The fallout has already been dramatic. Earlier this week a mutual fund, the Third Avenue Focused Credit Fund, suspended withdrawals and announced that it will liquidate. The process will be slow; it may be months, perhaps many months, before the fund’s investors receive all their capital. Mutual funds ordinarily send redemption money in one day.
The initial reaction was to view Third Avenue Focused Credit as an outlier, because the fund had unusually high concentrations of assets in the bond market sectors that have been hardest hit. Moreover, some observers claimed the fund was being targeted by traders who deduced its holdings and pushed prices down on the theory that the fund would be forced to conduct a fire sale to meet redemption requests. The drawn-out liquidation is intended to let the fund eventually get better prices for its investors, and so it might.
But the mutual fund was not so much of an outlier. At least three hedge funds have also recently imposed restrictions on redemptions, also to avoid having to sell assets at distressed prices. While hedge funds have greater contractual leeway to close these so-called gates, they have seldom had reason to exercise that power since the darkest days of the financial crisis seven years ago. All of the funds in question - the Carlyle Group’s Claren Road fund, Stone Lion Capital Partners L.P. and Marin Capital Partners L.P. - were active in the corporate bond space, although Marin’s specialty was bonds that could be converted to equity.
Sure, there are explanations for why these particular funds ran into trouble. But those explanations will sound like rationalizations if it turns out that investors are getting too anxious to pull their money from companies with weaker balance sheets. This is what often happens when the market senses that the economy is approaching a recession. And in this country, recessions usually happen after the Federal Reserve begins a cycle of tightening interest rates.
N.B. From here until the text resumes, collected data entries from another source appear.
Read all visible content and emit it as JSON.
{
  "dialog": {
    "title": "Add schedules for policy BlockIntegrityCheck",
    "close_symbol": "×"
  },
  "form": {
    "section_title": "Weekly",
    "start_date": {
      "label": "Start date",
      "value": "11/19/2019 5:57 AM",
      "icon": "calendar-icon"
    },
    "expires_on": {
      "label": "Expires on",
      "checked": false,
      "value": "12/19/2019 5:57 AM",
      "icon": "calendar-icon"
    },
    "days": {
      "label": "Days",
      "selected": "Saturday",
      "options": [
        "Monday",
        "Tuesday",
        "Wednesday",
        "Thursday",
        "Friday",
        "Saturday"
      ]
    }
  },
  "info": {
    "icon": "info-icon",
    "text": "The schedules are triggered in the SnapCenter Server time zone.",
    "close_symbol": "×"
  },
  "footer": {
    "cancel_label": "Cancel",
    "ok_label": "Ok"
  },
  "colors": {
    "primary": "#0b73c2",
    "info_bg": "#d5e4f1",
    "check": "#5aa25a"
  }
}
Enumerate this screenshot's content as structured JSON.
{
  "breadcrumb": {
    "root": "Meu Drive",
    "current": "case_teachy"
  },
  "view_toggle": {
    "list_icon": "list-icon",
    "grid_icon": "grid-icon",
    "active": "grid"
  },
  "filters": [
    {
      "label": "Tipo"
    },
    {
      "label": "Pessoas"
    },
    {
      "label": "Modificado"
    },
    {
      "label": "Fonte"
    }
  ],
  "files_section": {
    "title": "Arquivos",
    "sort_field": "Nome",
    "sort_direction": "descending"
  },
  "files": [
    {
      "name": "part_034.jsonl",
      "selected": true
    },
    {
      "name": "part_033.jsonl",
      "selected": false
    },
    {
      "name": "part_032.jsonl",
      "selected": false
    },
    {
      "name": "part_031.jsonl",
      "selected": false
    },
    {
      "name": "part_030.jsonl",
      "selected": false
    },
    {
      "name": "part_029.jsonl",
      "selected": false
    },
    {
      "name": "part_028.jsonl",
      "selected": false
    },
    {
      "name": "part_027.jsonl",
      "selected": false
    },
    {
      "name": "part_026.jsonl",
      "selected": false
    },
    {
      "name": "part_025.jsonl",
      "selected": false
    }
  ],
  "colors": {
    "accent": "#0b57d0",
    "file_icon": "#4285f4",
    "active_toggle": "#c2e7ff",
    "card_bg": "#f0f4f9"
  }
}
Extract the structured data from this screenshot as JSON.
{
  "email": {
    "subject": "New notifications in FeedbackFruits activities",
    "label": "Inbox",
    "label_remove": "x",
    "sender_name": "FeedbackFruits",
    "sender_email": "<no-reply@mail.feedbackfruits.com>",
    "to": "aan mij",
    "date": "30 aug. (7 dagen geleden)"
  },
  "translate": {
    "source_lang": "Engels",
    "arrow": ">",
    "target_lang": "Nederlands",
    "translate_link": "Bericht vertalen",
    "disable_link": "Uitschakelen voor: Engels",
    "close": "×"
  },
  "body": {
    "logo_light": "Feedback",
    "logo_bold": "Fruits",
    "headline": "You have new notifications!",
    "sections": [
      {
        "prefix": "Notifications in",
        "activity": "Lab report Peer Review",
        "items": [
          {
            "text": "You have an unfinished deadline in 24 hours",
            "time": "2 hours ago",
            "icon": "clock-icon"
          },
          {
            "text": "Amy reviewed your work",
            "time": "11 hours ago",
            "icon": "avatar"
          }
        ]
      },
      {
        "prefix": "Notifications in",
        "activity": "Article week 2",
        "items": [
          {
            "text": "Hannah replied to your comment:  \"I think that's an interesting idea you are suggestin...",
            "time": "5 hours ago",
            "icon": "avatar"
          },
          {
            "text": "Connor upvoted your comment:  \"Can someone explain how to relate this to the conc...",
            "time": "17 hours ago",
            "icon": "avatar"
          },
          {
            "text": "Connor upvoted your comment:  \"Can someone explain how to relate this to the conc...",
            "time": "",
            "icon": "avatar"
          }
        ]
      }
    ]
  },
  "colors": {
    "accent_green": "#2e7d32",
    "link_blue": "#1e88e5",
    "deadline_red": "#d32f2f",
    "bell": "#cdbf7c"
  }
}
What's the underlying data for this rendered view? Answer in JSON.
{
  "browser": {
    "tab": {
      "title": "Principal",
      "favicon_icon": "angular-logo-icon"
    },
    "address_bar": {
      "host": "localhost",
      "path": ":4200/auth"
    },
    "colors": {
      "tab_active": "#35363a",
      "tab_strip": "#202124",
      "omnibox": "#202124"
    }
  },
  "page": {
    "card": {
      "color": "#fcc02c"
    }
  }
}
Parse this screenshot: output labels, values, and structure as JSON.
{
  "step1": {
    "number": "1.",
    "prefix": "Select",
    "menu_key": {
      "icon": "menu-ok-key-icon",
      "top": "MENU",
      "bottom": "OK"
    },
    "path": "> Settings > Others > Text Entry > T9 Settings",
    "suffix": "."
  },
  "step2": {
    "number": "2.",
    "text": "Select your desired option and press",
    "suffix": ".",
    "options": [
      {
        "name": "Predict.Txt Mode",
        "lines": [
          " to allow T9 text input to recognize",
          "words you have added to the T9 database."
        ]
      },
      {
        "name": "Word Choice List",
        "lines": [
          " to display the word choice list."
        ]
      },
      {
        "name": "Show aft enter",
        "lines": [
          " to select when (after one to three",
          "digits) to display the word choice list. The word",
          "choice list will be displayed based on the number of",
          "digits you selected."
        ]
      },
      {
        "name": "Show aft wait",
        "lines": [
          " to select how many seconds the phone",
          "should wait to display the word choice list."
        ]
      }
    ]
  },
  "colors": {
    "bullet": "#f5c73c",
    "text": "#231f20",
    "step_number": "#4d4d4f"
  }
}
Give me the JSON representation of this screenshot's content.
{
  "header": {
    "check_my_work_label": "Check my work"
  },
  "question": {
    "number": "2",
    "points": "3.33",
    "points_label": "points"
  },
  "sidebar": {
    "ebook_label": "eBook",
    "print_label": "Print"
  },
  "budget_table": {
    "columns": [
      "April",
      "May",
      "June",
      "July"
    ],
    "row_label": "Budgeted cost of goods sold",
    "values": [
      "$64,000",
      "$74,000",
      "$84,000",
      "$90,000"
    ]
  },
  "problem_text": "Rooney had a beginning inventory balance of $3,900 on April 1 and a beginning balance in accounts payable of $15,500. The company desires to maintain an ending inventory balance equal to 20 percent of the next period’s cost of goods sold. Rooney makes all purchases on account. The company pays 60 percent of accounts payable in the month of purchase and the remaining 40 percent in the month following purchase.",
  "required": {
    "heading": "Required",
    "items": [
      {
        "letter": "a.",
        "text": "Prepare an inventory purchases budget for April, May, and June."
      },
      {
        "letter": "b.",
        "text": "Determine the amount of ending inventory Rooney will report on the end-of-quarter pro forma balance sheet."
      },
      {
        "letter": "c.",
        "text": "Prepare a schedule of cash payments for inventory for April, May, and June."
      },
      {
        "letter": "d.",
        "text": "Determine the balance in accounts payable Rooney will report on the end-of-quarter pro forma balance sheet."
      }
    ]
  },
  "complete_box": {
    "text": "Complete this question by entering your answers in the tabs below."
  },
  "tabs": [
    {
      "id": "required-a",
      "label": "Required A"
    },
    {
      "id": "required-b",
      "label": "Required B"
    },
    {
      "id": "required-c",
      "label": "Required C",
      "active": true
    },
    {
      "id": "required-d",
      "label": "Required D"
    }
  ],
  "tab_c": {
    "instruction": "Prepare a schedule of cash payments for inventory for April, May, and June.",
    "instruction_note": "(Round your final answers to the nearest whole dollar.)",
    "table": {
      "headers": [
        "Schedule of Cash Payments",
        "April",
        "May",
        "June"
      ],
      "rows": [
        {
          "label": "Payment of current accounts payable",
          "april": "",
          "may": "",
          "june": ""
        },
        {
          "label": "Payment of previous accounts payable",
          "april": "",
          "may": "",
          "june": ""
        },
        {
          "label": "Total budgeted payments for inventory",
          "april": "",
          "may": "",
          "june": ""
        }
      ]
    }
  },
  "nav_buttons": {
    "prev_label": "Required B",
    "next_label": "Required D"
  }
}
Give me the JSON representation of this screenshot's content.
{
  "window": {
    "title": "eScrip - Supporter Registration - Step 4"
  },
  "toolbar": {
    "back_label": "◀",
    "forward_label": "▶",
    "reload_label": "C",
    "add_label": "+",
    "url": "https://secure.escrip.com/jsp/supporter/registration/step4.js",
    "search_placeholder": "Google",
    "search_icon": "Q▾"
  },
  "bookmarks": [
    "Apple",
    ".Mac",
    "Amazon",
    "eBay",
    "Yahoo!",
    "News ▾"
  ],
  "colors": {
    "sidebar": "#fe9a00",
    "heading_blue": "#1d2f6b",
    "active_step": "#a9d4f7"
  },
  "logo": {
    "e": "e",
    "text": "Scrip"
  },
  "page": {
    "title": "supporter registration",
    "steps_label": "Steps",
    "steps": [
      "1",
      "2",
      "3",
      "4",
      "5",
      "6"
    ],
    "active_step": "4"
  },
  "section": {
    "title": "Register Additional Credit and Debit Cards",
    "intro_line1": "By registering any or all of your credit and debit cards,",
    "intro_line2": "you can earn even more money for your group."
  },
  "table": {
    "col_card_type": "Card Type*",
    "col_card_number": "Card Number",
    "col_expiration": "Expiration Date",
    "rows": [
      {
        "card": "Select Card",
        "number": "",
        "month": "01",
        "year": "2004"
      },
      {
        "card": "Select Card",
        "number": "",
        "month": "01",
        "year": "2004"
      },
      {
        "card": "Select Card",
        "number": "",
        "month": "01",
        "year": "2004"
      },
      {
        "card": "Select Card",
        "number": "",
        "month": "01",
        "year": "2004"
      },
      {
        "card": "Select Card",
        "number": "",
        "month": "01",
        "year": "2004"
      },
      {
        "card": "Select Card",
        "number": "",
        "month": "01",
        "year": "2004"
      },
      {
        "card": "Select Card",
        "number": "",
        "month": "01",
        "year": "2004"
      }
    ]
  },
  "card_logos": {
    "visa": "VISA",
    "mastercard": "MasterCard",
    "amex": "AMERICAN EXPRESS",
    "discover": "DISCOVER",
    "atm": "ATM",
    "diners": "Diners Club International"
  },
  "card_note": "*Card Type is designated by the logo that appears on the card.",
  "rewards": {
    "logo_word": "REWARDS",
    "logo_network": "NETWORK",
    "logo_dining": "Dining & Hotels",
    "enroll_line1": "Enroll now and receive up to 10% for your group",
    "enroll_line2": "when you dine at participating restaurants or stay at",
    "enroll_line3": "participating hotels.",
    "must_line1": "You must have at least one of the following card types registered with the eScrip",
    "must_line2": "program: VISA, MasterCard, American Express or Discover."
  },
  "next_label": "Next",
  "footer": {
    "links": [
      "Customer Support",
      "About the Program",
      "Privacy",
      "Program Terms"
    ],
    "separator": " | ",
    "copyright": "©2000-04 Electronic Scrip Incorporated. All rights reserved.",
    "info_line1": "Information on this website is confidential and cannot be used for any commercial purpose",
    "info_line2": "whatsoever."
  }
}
Not all bond market plunges, and not all interest rate tightening efforts, are followed by recessions. There were significant shocks in the credit markets when the Fed tightened the reins in 1994. The following year the stock market started a spectacular five-year bull market, and the economy continued to grow without interruption all the way to 2001.
Still, despite the Fed’s confidence that the economy is ready for a long-delayed dose of normalcy in interest rates, and despite the stock market’s aplomb when the move finally came, I would not be too quick to disregard the other corners of the financial markets that are telling us the economy may not be as robust as we think. Recessions are not the end of the world, and I would not panic if one came along in the next year or so. I wouldn’t be surprised, either.